Looking for arbitrage
Within the video we are looking for an arbitrage opportunity, again we are going to look at AMC
Expiry Date : 2023–09–15
Strike Price : 6
Days Expiry : 185
Interest Rate: 4.83%
European Black Scholes Call Price : 1.538
Most recent Call purchase price was : 1.08
European Black Scholes calculates this Call option to be worth more the ask price. So we could buy the underpriced option at the asking price and then immediately sell it at the higher price predicted by the Black-Scholes model, earning a profit without taking on any risk. Note this is not financial advice and as ChatGPT wisely says.
‘The Black-Scholes model is a widely used financial model for pricing options contracts. It assumes certain market conditions, including the constant volatility of the underlying asset, which may not always hold true in reality. In practice, there may be market frictions or other factors that can make it difficult to execute an arbitrage strategy based on Black-Scholes pricing.
Furthermore, there are often transaction costs, such as brokerage fees, that must be taken into account when executing a trading strategy. These costs can significantly reduce or eliminate any potential profits from an arbitrage strategy.

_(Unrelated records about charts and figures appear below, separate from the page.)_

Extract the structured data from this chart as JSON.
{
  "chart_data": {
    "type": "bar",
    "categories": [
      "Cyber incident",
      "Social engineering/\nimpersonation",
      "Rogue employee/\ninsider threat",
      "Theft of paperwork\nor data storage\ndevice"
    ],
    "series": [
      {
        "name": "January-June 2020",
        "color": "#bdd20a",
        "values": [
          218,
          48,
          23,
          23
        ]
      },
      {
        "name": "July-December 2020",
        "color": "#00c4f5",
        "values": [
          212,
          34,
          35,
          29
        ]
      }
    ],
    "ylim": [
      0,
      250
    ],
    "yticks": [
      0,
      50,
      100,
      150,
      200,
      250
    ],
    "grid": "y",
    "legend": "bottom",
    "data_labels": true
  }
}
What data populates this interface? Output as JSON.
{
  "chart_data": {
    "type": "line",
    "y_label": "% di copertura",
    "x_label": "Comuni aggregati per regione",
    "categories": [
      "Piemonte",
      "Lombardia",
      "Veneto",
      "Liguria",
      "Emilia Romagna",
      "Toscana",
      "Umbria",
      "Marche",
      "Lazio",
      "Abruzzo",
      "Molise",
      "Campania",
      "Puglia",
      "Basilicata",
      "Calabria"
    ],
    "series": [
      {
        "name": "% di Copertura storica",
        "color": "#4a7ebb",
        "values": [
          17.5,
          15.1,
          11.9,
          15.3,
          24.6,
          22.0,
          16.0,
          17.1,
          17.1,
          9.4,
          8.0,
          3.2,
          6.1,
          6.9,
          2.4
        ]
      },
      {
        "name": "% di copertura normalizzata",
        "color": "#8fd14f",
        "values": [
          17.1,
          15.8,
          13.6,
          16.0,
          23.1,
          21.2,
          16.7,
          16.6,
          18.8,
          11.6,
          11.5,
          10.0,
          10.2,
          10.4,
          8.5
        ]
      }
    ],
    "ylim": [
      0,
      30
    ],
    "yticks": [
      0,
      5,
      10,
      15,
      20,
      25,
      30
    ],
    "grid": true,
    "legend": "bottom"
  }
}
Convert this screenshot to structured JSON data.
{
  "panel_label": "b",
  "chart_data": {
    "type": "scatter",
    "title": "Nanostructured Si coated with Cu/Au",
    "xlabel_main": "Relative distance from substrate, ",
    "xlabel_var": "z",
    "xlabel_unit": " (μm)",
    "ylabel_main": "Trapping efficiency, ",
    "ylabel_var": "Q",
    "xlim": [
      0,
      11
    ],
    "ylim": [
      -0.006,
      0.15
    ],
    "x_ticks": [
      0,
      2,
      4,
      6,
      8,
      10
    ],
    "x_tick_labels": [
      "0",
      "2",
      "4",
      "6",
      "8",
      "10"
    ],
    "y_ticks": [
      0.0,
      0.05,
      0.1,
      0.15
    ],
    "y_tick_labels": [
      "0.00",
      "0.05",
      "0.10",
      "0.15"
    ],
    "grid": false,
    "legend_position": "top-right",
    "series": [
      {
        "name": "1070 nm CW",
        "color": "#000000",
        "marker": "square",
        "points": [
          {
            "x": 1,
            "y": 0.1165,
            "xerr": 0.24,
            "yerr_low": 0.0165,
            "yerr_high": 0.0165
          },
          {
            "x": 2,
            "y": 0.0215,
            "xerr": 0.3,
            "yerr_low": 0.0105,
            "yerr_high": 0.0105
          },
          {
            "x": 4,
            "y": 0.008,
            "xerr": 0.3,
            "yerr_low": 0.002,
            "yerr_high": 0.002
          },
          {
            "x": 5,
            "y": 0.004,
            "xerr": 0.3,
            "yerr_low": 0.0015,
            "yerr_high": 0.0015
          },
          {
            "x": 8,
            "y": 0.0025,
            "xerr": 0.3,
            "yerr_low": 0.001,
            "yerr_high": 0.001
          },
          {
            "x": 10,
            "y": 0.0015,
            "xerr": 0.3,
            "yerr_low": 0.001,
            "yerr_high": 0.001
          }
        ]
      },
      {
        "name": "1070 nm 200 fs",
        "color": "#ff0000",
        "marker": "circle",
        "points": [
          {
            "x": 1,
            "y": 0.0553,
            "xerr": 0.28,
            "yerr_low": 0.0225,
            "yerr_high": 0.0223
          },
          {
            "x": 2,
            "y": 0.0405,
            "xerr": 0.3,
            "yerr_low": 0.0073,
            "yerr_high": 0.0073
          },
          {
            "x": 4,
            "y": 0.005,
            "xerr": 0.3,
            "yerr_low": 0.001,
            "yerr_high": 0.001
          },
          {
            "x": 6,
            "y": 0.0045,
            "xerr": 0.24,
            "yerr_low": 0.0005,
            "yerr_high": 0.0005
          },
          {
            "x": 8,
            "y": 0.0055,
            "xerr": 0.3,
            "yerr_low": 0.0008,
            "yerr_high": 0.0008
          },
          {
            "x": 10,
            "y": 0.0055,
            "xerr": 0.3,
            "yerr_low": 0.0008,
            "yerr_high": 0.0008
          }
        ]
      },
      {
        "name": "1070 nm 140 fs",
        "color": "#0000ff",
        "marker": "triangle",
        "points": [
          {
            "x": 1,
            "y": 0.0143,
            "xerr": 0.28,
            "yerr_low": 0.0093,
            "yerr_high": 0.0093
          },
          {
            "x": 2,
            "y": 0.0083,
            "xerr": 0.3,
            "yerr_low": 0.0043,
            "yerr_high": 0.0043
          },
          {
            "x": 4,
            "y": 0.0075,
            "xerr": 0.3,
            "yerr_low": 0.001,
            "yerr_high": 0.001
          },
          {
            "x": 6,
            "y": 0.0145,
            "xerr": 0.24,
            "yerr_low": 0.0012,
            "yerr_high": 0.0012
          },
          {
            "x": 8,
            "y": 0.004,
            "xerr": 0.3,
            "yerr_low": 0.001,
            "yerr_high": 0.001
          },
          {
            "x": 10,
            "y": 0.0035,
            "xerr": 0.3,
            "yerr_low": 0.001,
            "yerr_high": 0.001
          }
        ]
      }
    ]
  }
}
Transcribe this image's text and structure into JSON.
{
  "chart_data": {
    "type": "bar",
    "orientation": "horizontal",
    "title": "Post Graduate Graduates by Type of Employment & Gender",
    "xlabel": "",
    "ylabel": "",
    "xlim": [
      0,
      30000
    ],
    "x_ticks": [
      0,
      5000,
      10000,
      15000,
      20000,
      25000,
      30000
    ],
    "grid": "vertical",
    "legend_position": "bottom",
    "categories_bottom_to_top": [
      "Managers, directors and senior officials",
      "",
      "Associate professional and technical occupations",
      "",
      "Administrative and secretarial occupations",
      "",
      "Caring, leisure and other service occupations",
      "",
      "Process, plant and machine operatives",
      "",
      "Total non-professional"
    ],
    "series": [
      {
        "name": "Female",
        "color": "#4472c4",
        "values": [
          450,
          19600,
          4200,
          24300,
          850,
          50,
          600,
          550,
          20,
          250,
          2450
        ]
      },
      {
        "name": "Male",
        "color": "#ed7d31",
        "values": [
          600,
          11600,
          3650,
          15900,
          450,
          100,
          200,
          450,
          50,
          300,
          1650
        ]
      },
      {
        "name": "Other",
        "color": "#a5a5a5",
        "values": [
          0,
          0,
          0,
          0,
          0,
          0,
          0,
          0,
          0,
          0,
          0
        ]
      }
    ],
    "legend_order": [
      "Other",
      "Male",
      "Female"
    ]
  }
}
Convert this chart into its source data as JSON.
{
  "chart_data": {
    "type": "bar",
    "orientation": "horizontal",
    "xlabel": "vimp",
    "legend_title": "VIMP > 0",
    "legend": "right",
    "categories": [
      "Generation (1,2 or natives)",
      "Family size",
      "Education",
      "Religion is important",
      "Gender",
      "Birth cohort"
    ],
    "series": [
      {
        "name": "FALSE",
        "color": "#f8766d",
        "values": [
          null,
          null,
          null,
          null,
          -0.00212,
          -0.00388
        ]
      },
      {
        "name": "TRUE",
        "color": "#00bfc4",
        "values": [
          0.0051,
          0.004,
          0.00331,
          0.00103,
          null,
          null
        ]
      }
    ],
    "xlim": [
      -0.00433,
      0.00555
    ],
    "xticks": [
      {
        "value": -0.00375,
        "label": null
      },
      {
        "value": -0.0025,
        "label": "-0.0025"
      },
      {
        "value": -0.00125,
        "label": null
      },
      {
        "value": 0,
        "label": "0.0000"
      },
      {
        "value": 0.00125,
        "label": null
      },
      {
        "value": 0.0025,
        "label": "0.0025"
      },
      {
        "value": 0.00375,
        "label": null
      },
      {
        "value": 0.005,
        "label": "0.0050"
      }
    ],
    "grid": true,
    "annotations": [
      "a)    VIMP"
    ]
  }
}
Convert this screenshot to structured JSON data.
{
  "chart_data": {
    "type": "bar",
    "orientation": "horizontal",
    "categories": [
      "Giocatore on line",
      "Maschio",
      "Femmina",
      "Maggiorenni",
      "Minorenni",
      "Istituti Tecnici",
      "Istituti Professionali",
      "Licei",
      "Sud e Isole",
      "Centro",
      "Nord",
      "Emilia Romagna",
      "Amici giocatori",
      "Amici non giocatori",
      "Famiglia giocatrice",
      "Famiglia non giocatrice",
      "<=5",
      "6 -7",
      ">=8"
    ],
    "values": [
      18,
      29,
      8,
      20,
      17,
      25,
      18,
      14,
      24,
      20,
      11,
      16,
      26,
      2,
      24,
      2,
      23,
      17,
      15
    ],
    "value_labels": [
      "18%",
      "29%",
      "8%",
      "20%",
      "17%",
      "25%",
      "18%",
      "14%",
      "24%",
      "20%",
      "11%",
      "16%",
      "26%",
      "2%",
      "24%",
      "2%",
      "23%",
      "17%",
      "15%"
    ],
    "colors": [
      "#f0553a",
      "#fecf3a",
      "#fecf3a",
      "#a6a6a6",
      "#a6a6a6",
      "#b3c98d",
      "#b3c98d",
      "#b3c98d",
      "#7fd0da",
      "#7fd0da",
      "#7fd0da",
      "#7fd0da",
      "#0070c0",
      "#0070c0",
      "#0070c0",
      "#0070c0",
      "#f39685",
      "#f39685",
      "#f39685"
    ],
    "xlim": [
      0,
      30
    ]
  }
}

In addition, even if an arbitrage opportunity does exist, it may be quickly identified and exploited by other traders, leading to market adjustments that eliminate the opportunity. Therefore, while the Black-Scholes model is useful for pricing options and understanding their value, it is not always reliable for identifying profitable arbitrage opportunities.’
Recap
So to recap we have created functions to pull the latest stock prices for any stock, the current risk free interest rate, and the current option prices for calls and puts and a Black Scholes function to price an option. From here we have created a Plotly Dash Dashboard that allows us to sleect a stock, strike price and expiry date of an option and then provide the black scholes pricing and whether this is a potential arbitrage opportunity.